Prince Andrew and Anne Sacoolas: Could there be a high-level swap?
Some of Jeffrey Epstein's accusers and the family of Harry Dunn join forces in their calls over the Duke of York and Ms Sacoolas.
Wednesday 5 February 2020 23:07, UK
Give us your prince and we'll hand over the spy's wife.
It's a nice line but it's not what Harry Dunn's family and lawyers for Jeffrey Epstein's victims were asking for in New York.
That may be how the idea has been couched in the British tabloid press that has been floating the prospect of a high profile swap for a little while now.
When it was put to the US Secretary of State Mike Pompeo last week, by a tabloid journalist, then it became a story.
So it was natural that both representatives for Harry Dunn's family and Jeffrey Epstein's victims felt they needed to address the proposition.
But they were not proposing a swap, they insisted.
Rather, they were pointing to what both cases have in common and to the principles of reciprocity and justice.
In both the Epstein affair and the tragedy of Harry Dunn the victims were young, said representatives of both.
And in both cases, authorities would like to speak to individuals currently residing on the other side of the Atlantic.

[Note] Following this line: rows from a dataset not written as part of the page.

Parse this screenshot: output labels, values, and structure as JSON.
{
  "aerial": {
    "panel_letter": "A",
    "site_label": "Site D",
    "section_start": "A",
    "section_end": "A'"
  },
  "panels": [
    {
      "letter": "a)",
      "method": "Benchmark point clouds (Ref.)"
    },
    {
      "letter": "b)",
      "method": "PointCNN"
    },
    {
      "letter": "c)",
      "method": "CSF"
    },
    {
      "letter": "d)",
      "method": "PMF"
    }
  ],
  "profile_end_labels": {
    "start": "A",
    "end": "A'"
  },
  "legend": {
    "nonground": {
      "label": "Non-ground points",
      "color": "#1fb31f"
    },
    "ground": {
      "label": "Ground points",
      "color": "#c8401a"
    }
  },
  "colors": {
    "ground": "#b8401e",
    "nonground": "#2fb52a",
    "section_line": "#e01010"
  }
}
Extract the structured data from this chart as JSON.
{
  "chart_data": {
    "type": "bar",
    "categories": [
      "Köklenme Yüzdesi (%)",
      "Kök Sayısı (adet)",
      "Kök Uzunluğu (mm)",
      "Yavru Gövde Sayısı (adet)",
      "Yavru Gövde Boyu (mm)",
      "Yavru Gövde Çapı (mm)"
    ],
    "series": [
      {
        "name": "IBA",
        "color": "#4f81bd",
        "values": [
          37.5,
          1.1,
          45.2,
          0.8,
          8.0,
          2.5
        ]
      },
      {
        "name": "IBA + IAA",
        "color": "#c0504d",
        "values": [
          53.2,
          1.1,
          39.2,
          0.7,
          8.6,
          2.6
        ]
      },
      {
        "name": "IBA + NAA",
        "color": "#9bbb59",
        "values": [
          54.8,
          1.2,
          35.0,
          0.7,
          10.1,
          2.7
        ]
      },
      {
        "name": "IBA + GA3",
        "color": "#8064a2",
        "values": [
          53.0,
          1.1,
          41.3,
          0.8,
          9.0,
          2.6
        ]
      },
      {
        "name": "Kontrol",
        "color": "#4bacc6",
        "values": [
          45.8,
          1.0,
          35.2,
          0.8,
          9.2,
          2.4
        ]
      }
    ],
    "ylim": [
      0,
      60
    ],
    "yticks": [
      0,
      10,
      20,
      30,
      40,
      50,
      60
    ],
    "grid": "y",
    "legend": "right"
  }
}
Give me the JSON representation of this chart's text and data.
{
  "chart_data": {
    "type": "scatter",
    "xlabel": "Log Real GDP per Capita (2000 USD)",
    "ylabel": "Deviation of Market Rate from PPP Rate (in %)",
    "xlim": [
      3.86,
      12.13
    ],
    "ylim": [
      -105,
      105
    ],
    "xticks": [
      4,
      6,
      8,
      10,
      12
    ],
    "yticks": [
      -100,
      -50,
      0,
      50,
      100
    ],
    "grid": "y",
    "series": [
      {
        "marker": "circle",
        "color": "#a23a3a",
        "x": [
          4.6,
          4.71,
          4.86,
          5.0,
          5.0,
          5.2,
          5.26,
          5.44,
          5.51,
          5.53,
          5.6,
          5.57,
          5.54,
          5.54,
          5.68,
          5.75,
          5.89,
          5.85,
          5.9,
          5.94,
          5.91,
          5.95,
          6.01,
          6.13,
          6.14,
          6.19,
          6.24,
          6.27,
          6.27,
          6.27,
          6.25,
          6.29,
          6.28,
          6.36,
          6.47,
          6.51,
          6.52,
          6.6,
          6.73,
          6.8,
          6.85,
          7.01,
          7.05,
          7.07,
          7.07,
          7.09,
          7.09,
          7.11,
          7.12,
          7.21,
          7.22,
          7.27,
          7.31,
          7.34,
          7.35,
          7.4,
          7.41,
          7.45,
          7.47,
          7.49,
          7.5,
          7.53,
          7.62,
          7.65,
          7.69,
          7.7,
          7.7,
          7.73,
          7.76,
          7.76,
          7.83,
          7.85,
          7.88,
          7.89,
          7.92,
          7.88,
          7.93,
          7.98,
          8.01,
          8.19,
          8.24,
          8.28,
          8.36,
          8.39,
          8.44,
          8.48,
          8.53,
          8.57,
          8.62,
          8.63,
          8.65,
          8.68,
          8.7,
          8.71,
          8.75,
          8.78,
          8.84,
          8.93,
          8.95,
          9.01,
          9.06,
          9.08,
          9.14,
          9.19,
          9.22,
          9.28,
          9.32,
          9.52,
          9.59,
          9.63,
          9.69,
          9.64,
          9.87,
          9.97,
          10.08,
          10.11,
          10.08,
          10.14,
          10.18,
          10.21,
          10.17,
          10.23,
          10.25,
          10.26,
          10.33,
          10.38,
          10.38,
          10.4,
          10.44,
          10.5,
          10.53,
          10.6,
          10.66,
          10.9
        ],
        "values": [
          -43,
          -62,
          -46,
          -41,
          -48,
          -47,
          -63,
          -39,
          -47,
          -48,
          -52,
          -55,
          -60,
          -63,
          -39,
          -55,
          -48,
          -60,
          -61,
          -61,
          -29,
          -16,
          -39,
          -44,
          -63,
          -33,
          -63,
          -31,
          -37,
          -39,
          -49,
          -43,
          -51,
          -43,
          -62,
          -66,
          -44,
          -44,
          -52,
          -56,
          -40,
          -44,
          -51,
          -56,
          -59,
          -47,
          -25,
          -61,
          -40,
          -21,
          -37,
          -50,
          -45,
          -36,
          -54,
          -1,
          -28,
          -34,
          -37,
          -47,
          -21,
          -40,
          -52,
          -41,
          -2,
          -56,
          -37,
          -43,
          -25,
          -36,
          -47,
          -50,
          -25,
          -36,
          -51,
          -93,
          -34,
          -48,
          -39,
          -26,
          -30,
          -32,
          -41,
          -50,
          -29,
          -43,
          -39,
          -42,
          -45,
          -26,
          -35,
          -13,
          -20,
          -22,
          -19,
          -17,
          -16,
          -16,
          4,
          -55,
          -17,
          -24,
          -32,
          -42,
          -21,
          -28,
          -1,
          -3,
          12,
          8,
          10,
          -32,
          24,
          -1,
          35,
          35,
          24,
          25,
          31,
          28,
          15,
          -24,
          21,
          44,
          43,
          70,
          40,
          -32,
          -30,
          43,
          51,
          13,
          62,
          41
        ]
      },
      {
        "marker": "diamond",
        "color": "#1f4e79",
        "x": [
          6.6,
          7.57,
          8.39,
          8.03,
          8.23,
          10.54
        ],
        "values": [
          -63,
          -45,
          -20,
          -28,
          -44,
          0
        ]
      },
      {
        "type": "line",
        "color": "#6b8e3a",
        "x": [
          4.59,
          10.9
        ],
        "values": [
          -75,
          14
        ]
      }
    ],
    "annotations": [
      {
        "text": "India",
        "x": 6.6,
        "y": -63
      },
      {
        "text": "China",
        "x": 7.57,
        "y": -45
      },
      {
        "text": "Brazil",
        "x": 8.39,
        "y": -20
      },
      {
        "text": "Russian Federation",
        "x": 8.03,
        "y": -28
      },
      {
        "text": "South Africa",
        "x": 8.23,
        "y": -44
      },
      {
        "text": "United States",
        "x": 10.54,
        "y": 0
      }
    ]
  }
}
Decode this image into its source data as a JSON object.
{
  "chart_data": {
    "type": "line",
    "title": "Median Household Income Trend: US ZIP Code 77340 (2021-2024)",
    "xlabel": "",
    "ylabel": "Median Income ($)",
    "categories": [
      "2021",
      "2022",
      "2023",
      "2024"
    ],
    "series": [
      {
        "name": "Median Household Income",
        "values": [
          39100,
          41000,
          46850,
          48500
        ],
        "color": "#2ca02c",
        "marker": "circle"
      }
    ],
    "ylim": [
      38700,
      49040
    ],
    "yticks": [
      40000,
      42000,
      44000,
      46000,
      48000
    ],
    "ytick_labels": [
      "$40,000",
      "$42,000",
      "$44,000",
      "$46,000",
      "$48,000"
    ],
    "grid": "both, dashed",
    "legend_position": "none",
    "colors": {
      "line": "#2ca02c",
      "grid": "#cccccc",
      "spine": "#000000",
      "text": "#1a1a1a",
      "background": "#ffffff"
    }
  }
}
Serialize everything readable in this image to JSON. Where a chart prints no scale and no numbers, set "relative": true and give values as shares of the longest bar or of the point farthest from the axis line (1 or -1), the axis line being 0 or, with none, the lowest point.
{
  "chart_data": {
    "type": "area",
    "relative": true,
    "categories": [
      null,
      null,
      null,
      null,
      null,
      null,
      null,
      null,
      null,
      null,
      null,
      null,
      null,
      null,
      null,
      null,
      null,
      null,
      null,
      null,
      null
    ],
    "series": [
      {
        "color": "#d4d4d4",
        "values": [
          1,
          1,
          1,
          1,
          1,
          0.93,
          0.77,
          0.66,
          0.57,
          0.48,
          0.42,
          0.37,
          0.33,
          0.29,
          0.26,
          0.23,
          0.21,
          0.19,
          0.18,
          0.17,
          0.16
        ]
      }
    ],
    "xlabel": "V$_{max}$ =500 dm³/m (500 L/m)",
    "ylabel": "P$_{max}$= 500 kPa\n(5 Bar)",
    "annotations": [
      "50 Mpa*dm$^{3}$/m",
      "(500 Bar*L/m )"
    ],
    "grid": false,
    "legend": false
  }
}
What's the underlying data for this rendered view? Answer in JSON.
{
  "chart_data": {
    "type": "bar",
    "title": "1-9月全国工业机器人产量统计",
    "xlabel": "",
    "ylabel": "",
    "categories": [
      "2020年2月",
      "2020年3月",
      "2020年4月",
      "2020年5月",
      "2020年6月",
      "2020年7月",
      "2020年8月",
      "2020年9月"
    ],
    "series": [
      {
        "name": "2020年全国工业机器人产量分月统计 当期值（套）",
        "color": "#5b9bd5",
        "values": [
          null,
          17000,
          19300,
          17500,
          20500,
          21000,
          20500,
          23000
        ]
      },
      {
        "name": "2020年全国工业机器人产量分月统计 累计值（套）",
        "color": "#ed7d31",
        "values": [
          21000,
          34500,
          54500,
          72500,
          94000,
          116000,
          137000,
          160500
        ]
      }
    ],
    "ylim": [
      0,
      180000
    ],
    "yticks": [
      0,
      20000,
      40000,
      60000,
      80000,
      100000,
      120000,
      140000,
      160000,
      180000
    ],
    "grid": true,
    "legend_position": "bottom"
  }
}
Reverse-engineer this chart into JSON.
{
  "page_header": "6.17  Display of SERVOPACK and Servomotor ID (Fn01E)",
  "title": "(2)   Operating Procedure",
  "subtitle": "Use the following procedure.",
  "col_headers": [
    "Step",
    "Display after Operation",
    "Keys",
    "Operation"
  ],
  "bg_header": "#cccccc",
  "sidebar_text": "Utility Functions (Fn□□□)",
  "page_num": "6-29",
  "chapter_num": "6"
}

Anne Sacoolas left the UK under cover of diplomatic immunity and is now living in the US. Her government has turned down a request for her extradition to the UK to answer charges arising from the road traffic accident that killed motorcyclist Harry Dunn.
His family's friend and spokesman Radd Seiger insisted once again that no one should be above the law.
Prince Andrew has protested his innocence and insisted he has done nothing wrong, but American investigators would still like to ask him questions about his late friend Jeffrey Epstein.
A spokesman for the US Attorney's Office in the Southern District of New York says it has not had any success interviewing the prince.
Two very different people, two very different cases.
But the family of Harry Dunn and representatives of some of Epstein's victims say justice is justice - and both individuals have a duty to help authorities deliver it.
If that means crossing the Atlantic, then both Sacoolas and Prince Andrew should do so, they say.
They undoubtedly also want to keep their respective causes in the public eye and the news conference in New York certainly achieved that.
There is no question of a high-level swap. That is preposterous.
But just as Harry Dunn's family remains convinced Ms Sacoolas will eventually have no choice but to return to the UK and answer the charges against her, those supporting Epstein's victims insist the pressure on Prince Andrew to break his silence with investigators will eventually become impossible to resist.